It was seven weeks in a sailing-ship to New York, and one week to Pittsburgh by rail and raging canal.
The land of promise proved all that had been promised. The Carnegies wanted jobs—they did not wait to accept situations. The father found a place in a cotton-mill at a dollar and a half a day. Andy slipped in as bobbin-boy and got one dollar and twenty cents a week. Five shillings a week, all his own—to be laid in his mother's lap each Saturday night—spelled paradise. He was helping to support the household! To know you are useful, and realize that you are needed, is a great stimulus to growth. Never again did the Carnegies hear that muffled groan, "There is no work!" The synonym of the word "Carnegie" is work.
In a year little Andy had graduated to the boiler-room at two dollars a week. It was twelve hours a day, a constant watching of water-gauges, and a feeling of bearings for hotboxes.
Andy used to awaken the family in the dead of the night by roaring out in hot-mush accents, "The boiler, it ha' busted!" And being shaken into wakefulness the boy was much relieved to know that it was only a horrid dream, and the factory had not been blown into kingdom come because a wee laddie, red-headed and freckled, had nodded at his work.
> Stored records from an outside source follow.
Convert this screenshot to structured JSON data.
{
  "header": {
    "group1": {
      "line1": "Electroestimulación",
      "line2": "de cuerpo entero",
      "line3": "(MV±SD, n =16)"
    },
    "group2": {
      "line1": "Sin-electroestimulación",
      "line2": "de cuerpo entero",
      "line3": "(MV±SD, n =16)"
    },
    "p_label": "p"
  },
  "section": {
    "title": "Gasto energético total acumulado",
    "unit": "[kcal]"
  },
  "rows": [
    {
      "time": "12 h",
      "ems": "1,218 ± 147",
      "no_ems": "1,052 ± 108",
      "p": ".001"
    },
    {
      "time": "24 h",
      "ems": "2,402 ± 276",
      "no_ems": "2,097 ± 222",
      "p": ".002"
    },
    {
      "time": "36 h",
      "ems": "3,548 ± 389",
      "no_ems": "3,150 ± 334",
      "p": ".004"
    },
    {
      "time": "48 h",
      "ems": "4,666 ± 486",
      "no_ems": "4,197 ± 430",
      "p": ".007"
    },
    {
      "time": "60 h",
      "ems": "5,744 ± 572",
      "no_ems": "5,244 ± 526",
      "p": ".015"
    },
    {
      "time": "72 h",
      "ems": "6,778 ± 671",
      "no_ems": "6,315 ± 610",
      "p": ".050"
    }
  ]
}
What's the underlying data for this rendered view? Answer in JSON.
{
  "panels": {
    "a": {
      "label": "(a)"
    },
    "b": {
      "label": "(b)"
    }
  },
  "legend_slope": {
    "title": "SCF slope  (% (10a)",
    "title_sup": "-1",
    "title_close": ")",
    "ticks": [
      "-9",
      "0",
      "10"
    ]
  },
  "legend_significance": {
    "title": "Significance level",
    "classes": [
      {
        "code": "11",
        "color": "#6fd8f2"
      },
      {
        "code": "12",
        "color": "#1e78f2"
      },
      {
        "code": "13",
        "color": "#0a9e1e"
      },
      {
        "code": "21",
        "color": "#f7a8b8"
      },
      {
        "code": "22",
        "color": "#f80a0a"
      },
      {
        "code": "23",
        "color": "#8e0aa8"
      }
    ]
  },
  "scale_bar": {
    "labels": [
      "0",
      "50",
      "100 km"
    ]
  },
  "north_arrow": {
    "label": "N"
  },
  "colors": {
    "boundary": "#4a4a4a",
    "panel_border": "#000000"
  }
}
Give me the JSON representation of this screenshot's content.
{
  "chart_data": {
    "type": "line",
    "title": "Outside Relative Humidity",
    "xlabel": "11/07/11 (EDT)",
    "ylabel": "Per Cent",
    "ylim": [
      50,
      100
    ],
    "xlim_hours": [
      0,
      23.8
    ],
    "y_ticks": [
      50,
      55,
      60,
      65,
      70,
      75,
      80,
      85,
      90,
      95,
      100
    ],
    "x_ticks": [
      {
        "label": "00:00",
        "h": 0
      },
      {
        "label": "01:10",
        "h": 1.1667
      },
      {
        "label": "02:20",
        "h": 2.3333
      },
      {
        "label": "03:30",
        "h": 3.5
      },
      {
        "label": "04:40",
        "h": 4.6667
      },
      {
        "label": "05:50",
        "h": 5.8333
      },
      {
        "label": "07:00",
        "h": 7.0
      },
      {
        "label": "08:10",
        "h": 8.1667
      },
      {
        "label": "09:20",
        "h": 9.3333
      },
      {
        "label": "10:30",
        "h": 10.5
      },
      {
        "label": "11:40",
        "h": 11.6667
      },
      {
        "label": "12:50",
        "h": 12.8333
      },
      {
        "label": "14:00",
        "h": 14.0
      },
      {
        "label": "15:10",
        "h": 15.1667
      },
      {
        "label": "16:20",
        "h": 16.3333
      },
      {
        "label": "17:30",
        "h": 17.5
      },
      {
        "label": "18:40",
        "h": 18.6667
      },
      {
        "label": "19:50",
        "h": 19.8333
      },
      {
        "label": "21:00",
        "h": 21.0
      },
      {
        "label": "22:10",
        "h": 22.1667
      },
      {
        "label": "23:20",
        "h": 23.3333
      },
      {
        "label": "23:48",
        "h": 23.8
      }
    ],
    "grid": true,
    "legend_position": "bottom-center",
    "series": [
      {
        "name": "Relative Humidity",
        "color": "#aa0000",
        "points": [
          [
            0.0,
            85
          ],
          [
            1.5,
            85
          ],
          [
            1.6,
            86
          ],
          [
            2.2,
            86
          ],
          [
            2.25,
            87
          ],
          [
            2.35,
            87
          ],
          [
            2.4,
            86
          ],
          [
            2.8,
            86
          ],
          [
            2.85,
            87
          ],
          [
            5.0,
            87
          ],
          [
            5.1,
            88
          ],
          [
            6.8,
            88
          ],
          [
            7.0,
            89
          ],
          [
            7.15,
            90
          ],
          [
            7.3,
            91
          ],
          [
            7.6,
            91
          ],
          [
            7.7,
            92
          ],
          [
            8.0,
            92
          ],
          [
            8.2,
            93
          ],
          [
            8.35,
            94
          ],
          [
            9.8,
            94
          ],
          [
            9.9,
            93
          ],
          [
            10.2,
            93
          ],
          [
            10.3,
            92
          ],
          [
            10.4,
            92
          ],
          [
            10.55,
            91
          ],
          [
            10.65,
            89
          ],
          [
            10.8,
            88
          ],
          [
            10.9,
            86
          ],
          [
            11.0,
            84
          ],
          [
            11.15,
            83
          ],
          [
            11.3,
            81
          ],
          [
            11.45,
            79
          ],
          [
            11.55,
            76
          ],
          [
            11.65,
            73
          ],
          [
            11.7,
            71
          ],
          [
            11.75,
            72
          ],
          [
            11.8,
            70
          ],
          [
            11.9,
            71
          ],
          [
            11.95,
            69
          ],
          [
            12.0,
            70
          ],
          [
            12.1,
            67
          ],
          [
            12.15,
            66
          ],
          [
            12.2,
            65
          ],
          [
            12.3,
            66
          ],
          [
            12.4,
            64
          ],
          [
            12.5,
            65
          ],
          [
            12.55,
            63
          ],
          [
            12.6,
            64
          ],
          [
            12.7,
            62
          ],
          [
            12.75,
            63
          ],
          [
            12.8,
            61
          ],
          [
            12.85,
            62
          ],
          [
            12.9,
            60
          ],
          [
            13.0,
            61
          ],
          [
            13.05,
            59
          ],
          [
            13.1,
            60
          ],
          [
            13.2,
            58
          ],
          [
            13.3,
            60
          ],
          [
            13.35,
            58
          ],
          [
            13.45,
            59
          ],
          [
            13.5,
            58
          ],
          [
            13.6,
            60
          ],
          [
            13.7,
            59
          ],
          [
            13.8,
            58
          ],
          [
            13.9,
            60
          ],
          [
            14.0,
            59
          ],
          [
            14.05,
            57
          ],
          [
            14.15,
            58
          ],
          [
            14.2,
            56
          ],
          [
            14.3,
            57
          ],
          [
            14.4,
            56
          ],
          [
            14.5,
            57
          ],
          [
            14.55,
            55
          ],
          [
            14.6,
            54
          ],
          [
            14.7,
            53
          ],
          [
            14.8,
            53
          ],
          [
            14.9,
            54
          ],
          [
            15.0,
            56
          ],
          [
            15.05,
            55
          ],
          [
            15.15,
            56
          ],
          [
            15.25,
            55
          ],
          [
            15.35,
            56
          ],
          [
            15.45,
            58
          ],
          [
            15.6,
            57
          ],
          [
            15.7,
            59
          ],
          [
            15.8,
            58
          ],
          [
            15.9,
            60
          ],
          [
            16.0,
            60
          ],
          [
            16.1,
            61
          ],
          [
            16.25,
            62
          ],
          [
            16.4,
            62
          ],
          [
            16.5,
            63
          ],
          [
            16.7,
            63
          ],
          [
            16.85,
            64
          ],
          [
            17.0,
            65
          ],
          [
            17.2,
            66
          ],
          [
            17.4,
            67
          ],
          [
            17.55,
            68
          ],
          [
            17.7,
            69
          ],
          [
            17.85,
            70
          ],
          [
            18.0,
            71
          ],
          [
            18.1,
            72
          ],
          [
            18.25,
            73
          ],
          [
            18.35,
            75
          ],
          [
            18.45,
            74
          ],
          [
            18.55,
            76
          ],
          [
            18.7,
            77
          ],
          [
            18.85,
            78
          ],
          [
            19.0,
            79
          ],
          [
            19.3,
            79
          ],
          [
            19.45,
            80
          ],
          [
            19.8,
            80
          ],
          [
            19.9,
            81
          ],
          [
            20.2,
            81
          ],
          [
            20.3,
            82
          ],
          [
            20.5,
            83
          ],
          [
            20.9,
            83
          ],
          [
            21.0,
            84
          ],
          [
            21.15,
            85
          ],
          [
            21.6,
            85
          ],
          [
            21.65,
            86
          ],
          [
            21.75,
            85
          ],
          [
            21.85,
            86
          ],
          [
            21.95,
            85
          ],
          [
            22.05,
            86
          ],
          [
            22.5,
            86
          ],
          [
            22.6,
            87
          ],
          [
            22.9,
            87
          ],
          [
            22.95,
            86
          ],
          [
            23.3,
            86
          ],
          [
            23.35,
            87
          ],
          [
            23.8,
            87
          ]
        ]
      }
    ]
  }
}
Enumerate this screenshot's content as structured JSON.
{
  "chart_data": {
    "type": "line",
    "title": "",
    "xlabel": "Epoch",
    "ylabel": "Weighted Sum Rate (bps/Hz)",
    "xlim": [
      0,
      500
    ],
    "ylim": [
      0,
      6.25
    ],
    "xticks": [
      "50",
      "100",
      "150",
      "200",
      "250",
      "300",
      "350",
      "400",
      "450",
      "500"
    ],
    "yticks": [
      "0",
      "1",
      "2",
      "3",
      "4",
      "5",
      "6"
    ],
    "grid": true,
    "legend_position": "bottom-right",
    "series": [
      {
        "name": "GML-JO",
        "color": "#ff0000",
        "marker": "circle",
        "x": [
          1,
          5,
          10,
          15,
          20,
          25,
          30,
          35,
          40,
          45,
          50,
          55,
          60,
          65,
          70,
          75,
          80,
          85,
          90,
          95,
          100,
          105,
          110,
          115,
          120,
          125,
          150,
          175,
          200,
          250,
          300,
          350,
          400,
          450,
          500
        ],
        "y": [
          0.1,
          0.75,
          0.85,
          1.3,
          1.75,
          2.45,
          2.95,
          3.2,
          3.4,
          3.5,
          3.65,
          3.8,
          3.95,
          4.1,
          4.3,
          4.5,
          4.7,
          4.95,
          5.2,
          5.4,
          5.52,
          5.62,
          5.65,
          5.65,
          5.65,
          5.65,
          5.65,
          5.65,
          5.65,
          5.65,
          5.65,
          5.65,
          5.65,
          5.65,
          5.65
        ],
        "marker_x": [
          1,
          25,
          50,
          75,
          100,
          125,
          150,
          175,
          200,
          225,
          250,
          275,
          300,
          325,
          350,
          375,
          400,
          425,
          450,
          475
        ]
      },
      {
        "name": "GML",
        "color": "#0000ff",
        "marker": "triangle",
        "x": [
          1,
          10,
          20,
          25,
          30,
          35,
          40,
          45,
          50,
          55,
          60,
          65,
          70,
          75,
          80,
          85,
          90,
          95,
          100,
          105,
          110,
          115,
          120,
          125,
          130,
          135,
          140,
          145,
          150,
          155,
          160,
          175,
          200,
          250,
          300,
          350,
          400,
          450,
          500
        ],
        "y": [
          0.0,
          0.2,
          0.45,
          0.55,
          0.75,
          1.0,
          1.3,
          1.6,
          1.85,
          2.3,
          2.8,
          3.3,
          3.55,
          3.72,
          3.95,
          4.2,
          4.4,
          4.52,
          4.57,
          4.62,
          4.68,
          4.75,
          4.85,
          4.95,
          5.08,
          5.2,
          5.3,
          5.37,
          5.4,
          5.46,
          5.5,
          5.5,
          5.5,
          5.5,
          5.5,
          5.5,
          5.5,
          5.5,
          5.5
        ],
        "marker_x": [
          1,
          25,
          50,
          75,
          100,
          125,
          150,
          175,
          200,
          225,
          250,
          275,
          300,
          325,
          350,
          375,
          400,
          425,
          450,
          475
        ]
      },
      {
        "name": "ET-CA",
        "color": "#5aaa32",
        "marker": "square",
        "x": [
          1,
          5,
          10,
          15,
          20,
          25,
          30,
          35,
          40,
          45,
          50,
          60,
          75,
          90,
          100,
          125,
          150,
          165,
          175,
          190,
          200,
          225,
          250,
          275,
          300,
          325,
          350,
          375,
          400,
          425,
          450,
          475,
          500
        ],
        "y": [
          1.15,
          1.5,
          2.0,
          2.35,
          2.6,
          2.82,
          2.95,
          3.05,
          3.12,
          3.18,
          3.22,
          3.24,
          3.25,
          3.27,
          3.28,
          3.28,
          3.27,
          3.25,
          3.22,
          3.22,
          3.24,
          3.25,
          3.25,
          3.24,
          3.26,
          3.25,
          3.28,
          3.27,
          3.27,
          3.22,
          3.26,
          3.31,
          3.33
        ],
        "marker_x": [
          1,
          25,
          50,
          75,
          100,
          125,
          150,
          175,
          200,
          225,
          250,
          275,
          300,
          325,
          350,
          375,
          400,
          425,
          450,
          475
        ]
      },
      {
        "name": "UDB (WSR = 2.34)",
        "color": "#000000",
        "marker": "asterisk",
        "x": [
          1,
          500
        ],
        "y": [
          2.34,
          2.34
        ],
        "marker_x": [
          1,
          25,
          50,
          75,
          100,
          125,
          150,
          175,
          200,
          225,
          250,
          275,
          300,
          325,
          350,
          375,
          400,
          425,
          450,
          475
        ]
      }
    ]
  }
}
"A rolling stone gathers no moss." This is true. However, it is also true that if it does not gather moss, it may acquire polish.
Andrew Carnegie from boyhood had the habit of using his head as well as his hands. The two years in the boiler and engine room of a little factory did him a lot of good.
But when fourteen he firmly felt that he had to get out towards the sunlight, just as potatoes in a dark cellar will in the Spring send their sprouts reaching out towards the windows.
In Pittsburgh at this time was a young man by the name of Douglass Reid, who was born in Edinburgh. On Sunday afternoon Reid used to visit the Carnegies and talk about old times and new. Reid was an expert telegraph-operator, and afterwards wrote "A History of the Telegraph." The more he saw of Andy the more sure he was that the lad could learn the dot and dash, and be an honor to the profession.
The Carnegies had never had a telegraph-message come to them, and didn't want one, for folks only get messages when some one is dead.
The way you learned "the key" then was to start in as messenger, and when there were no messages, to hang around the office and pick up the mystery by induction. One great drawback to acting as messenger was that Andy did not know the streets. So he started in memorizing the names of all the business firms on Penn Avenue, up one side and down the other. Then he tackled Liberty Street, Smithfield Street and Fifth Avenue. At home nights, he would shut his eyes and call the names until the household cried for mercy and shrieked, "Hold, enough!"